Genomics England has led the way on national genomics programs, North says, but she pointed out that each country program involved in the Genomics Alliance has had a slightly different focus, and so has contributed new data. “The All of Us program is looking at how you take it out in the communities with huge biospecimen banks. H3Africa is looking from a prospective of infectious diseases and complex diseases and genetic risk factors. And the Swiss initiative is certainly initially very focused on rare disease,” she says. “Whereas in Australia our initiative is actually starting with a patient in the clinic and working backwards from there. So you can sort of see that those different perspectives end up being very complimentary, especially when we get a couple of years down the line.”
Diverse Inputs Needed
In the latest call for Driver Projects, the Global Alliance emphasized diversity as one of its major criteria—diversity in race, gender, and indication or disease area of focus. Rehm believes that diversity within even the groups building standards is vitally important.

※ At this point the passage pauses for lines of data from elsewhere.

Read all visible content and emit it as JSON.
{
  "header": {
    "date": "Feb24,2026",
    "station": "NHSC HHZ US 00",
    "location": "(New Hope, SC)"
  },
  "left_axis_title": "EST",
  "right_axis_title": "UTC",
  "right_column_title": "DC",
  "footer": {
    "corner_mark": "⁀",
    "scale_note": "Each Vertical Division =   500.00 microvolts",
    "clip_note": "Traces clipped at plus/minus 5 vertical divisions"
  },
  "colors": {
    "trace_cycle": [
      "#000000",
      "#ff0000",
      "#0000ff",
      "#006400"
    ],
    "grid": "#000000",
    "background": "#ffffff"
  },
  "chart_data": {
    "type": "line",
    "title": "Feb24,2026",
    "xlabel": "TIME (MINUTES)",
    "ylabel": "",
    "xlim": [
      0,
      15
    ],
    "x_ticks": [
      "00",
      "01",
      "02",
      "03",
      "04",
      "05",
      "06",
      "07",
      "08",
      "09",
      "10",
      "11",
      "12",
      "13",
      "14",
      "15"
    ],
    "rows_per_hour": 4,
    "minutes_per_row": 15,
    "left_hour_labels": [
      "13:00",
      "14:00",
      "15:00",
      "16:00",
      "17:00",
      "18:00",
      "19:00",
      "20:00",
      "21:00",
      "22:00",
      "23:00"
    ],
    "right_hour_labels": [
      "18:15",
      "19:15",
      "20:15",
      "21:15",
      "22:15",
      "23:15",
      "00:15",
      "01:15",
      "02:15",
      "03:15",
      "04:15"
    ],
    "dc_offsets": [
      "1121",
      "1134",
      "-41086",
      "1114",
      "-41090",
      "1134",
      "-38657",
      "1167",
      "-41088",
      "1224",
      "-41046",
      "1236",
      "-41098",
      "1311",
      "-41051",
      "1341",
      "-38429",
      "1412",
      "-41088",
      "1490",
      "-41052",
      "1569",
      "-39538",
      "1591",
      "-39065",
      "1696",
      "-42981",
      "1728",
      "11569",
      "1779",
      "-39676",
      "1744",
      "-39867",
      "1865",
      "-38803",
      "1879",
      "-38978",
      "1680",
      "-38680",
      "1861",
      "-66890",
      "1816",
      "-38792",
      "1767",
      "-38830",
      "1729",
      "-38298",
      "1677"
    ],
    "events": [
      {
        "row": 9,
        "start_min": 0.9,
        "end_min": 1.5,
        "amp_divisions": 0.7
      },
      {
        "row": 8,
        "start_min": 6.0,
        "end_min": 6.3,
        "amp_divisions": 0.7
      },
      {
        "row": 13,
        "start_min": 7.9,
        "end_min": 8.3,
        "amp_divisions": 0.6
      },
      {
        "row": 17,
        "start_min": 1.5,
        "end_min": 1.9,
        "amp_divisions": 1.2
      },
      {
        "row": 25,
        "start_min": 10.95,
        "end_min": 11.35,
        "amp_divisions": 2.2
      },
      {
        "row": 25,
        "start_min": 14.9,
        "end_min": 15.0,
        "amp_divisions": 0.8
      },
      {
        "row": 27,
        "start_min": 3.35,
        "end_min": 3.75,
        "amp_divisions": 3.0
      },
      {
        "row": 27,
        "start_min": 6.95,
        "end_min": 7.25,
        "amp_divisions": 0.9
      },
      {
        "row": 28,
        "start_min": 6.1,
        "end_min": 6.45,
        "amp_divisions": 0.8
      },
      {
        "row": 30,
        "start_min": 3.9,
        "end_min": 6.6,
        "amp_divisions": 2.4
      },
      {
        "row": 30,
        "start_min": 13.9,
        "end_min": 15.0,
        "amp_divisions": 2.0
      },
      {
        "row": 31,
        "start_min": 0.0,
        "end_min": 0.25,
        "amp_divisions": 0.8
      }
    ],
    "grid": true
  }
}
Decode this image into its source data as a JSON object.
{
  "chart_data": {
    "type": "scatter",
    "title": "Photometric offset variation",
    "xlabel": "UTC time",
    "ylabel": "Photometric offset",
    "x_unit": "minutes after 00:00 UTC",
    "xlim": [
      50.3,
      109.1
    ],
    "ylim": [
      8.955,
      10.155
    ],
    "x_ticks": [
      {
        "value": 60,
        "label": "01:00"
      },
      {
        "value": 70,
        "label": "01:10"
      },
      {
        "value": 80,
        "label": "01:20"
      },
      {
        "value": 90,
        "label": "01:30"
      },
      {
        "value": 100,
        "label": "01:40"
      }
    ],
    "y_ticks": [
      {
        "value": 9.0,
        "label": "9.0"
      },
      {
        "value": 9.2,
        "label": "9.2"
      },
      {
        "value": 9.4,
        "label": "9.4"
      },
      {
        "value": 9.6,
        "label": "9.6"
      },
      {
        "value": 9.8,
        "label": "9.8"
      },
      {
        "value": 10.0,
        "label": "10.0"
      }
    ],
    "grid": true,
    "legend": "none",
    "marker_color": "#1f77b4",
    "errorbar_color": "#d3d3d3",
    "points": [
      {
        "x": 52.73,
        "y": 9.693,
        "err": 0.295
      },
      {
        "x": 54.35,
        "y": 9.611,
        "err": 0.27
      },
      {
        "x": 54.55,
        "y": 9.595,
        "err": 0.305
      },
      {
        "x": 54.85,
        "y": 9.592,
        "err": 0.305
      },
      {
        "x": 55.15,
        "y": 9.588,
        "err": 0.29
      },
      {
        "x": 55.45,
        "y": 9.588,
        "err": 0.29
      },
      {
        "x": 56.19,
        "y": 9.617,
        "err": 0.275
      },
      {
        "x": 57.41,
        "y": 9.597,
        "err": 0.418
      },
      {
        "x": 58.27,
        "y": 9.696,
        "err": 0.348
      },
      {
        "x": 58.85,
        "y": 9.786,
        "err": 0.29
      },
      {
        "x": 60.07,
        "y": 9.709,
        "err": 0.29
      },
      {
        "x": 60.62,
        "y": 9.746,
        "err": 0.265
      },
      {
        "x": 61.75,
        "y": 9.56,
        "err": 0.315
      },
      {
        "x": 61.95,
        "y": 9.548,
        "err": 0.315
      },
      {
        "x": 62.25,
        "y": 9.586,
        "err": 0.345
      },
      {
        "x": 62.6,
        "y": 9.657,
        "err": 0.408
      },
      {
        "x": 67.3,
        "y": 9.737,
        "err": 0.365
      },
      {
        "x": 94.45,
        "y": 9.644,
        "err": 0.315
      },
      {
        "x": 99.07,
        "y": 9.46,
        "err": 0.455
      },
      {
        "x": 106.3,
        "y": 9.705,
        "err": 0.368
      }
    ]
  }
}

“When you're developing a standard, if one group develops a standard for their one use case, well, it's going to work great for their one use case. But then you send it out to the communities, and the next group tries to take it on and says, ‘Well, this doesn't work for me because my environment is very different than yours.’ So we have many factors that influence how well the standards we build work.”
The effect will be amplified as we move toward genomics in clinical care.
“The vast majority of genomes in the next five to ten years are going to be generated in clinical practice,” North says. “We're talking about how you negotiate the different health systems with different ways of capturing data as electronic medical records, and at different stages of maturity.”
Rehm agrees. “If you think about the infrastructure in developing countries, and other communities that really have very different social and political systems, then the standards that will work in their systems sometimes are a little different,” she says. “Undoubtedly, if you ensure interoperability and development of those standards with the global community, the likelihood that data will come from those communities is much higher.”
North calls the Global Alliance a coalition of the willing, and says the vision is catching on. “I think there's this little groundswell of seeing the value of this. A lot of the data sharing happens in a pre-competitive space anyway. We also really want to make sure that the standards that are developed are all freely available. A lot of work is going into just making sure that these are launched and available, because that's the most rapid way we're getting to promote data sharing.”